An interview earlier today caught my eye, then churned my stomach. Steven Brostek, director of production operations for Chrysler’s Belvidere facility, discussed their materials initiatives with Bob Treblicock of Modern Materials Handling magazine. Here’s the exchange that roiled my burrito:
Modern: Since you’re now using an integrated
logistics center away from the plant to organize and deliver parts, did
you significantly reduce storage at the plant?Brostek: Yes, we did. We used to keep two days
worth of parts at the plant. That meant maybe 500,000 square feet of
storage space. In addition, we had a bullpen of 85 to 140 trailers full
of parts waiting to be unloaded in the yard. Now, we keep about 2 hours
worth of parts at the line. All of that storage space is devoted to
manufacturing.
So let me get this straight… storage at the plant was reduced by about 500,000 square feet and a "bullpen" by moving all that stuff to an "integrated storage center" away from the plant. Now only two hours of parts are kept on the line. Woo hoo! Really?
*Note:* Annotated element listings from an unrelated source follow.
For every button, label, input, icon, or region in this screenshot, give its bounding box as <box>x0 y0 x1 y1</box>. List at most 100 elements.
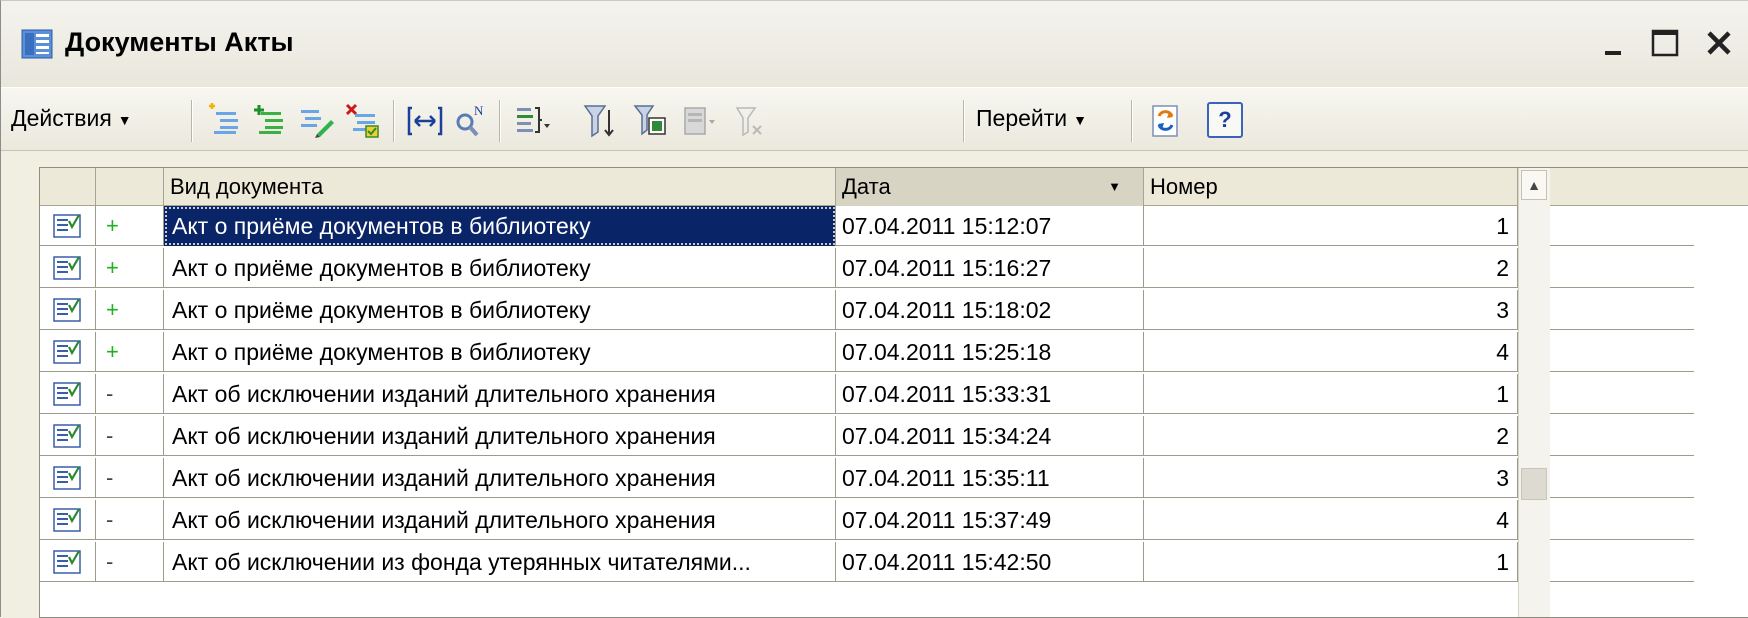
row-kind-cell[interactable]: Акт об исключении изданий длительного хр… <box>164 458 836 498</box>
document-posted-icon <box>52 256 81 280</box>
row-kind-cell[interactable]: Акт о приёме документов в библиотеку <box>164 248 836 288</box>
interval-icon[interactable] <box>406 102 444 140</box>
toolbar-divider <box>499 100 501 142</box>
header-icon-column[interactable] <box>40 168 96 206</box>
table-row[interactable]: + Акт о приёме документов в библиотеку 07.… <box>40 248 1694 288</box>
row-mark-cell: + <box>96 290 164 330</box>
row-number-cell[interactable]: 4 <box>1144 500 1518 540</box>
row-date-cell[interactable]: 07.04.2011 15:35:11 <box>836 458 1144 498</box>
row-number-cell[interactable]: 1 <box>1144 542 1518 582</box>
row-status-cell <box>40 290 96 330</box>
add-icon[interactable] <box>206 102 244 140</box>
header-kind[interactable]: Вид документа <box>164 168 836 206</box>
scrollbar-thumb[interactable] <box>1521 468 1547 500</box>
row-status-cell <box>40 332 96 372</box>
row-number-cell[interactable]: 1 <box>1144 206 1518 246</box>
row-number-cell[interactable]: 4 <box>1144 332 1518 372</box>
row-number-cell[interactable]: 1 <box>1144 374 1518 414</box>
row-number-cell[interactable]: 3 <box>1144 458 1518 498</box>
title-bar[interactable]: Документы Акты <box>1 1 1748 87</box>
scroll-up-button[interactable]: ▲ <box>1521 170 1547 200</box>
window-title: Документы Акты <box>65 27 294 57</box>
refresh-icon[interactable] <box>1147 102 1185 140</box>
table-row[interactable]: - Акт об исключении изданий длительного х… <box>40 500 1694 540</box>
row-mark-cell: - <box>96 416 164 456</box>
row-mark-cell: - <box>96 374 164 414</box>
row-date-cell[interactable]: 07.04.2011 15:42:50 <box>836 542 1144 582</box>
toolbar-divider <box>1131 100 1133 142</box>
document-posted-icon <box>52 424 81 448</box>
row-date-cell[interactable]: 07.04.2011 15:16:27 <box>836 248 1144 288</box>
table-row[interactable]: + Акт о приёме документов в библиотеку 07.… <box>40 332 1694 372</box>
maximize-button[interactable] <box>1647 25 1683 61</box>
document-posted-icon <box>52 298 81 322</box>
row-number-cell[interactable]: 2 <box>1144 416 1518 456</box>
row-status-cell <box>40 206 96 246</box>
header-date-label: Дата <box>842 174 891 199</box>
chevron-down-icon: ▼ <box>1073 111 1087 128</box>
chevron-down-icon: ▼ <box>117 111 132 128</box>
documents-table[interactable]: Вид документа Дата ▼ Номер + Акт о приёме… <box>39 167 1748 618</box>
clear-filter-icon[interactable] <box>731 102 769 140</box>
row-mark-cell: - <box>96 542 164 582</box>
row-date-cell[interactable]: 07.04.2011 15:34:24 <box>836 416 1144 456</box>
vertical-scrollbar[interactable]: ▲ <box>1518 168 1550 617</box>
row-date-cell[interactable]: 07.04.2011 15:33:31 <box>836 374 1144 414</box>
table-row[interactable]: - Акт об исключении изданий длительного х… <box>40 374 1694 414</box>
goto-menu[interactable]: Перейти ▼ <box>976 105 1087 132</box>
header-date[interactable]: Дата ▼ <box>836 168 1144 206</box>
row-kind-cell[interactable]: Акт об исключении из фонда утерянных чит… <box>164 542 836 582</box>
help-icon: ? <box>1218 107 1232 132</box>
table-header: Вид документа Дата ▼ Номер <box>40 168 1748 206</box>
row-kind-cell[interactable]: Акт об исключении изданий длительного хр… <box>164 500 836 540</box>
document-list-icon <box>21 29 53 59</box>
header-number-label: Номер <box>1150 174 1218 199</box>
document-posted-icon <box>52 340 81 364</box>
row-date-cell[interactable]: 07.04.2011 15:25:18 <box>836 332 1144 372</box>
row-date-cell[interactable]: 07.04.2011 15:12:07 <box>836 206 1144 246</box>
row-kind-cell[interactable]: Акт об исключении изданий длительного хр… <box>164 416 836 456</box>
find-icon[interactable]: N <box>451 102 489 140</box>
header-mark-column[interactable] <box>96 168 164 206</box>
table-row[interactable]: + Акт о приёме документов в библиотеку 07.… <box>40 206 1694 246</box>
table-row[interactable]: - Акт об исключении из фонда утерянных чи… <box>40 542 1694 582</box>
row-kind-cell[interactable]: Акт о приёме документов в библиотеку <box>164 332 836 372</box>
table-row[interactable]: + Акт о приёме документов в библиотеку 07.… <box>40 290 1694 330</box>
row-number-cell[interactable]: 2 <box>1144 248 1518 288</box>
add-copy-icon[interactable] <box>251 102 289 140</box>
toolbar-divider <box>191 100 193 142</box>
close-icon <box>1707 31 1731 55</box>
row-date-cell[interactable]: 07.04.2011 15:37:49 <box>836 500 1144 540</box>
document-posted-icon <box>52 508 81 532</box>
minimize-button[interactable] <box>1597 25 1633 61</box>
chevron-up-icon: ▲ <box>1527 177 1541 193</box>
row-status-cell <box>40 374 96 414</box>
filter-value-icon[interactable] <box>631 102 669 140</box>
row-number-cell[interactable]: 3 <box>1144 290 1518 330</box>
row-status-cell <box>40 458 96 498</box>
header-kind-label: Вид документа <box>170 174 324 199</box>
filter-icon[interactable] <box>581 102 619 140</box>
row-mark-cell: + <box>96 332 164 372</box>
table-row[interactable]: - Акт об исключении изданий длительного х… <box>40 458 1694 498</box>
delete-mark-icon[interactable] <box>343 102 381 140</box>
help-button[interactable]: ? <box>1207 102 1243 138</box>
row-kind-cell[interactable]: Акт о приёме документов в библиотеку <box>164 206 836 246</box>
document-posted-icon <box>52 214 81 238</box>
edit-icon[interactable] <box>297 102 335 140</box>
document-posted-icon <box>52 550 81 574</box>
row-date-cell[interactable]: 07.04.2011 15:18:02 <box>836 290 1144 330</box>
actions-menu[interactable]: Действия ▼ <box>11 105 132 132</box>
documents-window: Документы Акты Действия ▼ N Перейти ▼ ? … <box>0 0 1748 618</box>
hierarchy-icon[interactable] <box>513 102 551 140</box>
row-mark-cell: + <box>96 206 164 246</box>
table-row[interactable]: - Акт об исключении изданий длительного х… <box>40 416 1694 456</box>
actions-menu-label: Действия <box>11 105 112 131</box>
row-kind-cell[interactable]: Акт об исключении изданий длительного хр… <box>164 374 836 414</box>
row-kind-cell[interactable]: Акт о приёме документов в библиотеку <box>164 290 836 330</box>
header-number[interactable]: Номер <box>1144 168 1518 206</box>
minimize-icon <box>1605 51 1621 55</box>
filter-history-icon[interactable] <box>679 102 717 140</box>
row-mark-cell: + <box>96 248 164 288</box>
close-button[interactable] <box>1701 25 1737 61</box>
Minimizing inventory is obviously a core attribute of lean manufacturing. As is point-of-use inventory. Presumably not all of that monstrous amount of inventory was on the line, and was probably in an attached warehouse. Now the warehouse (ok, ok… "integrated logistics center") is somewhere "away from the plant." Has system inventory really been reduced by even a penny? Or did they just add one more transportation leg to the supply chain equation?
Many of us have witnessed this at the Detroit Three auto factories, but primarily driven by suppliers who were being driven hard by the auto companies to "do kanban." Did they reduce inventory? Did they implement kanban signals back to the first, second and third tier supplier factories? Nope. In most cases they just pushed guesstimated production into semi after semi. When the "kanban signal" came in they just drove one over to the auto factory.
A buddy of mine had a term for this nonsense: "ghost kanban." You may think it’s kanban, but it’s really just an apparition.
Dave Velzy says
Back in the 80’s when JIT was new we called this GM JIT. Now the infection has spread.
Michael Dell says
That’s the same scam we’ve pulled at Dell forever — it keeps the inventory off our financial books!! 2 hours of inventory — yep, that’s the Dell playbook.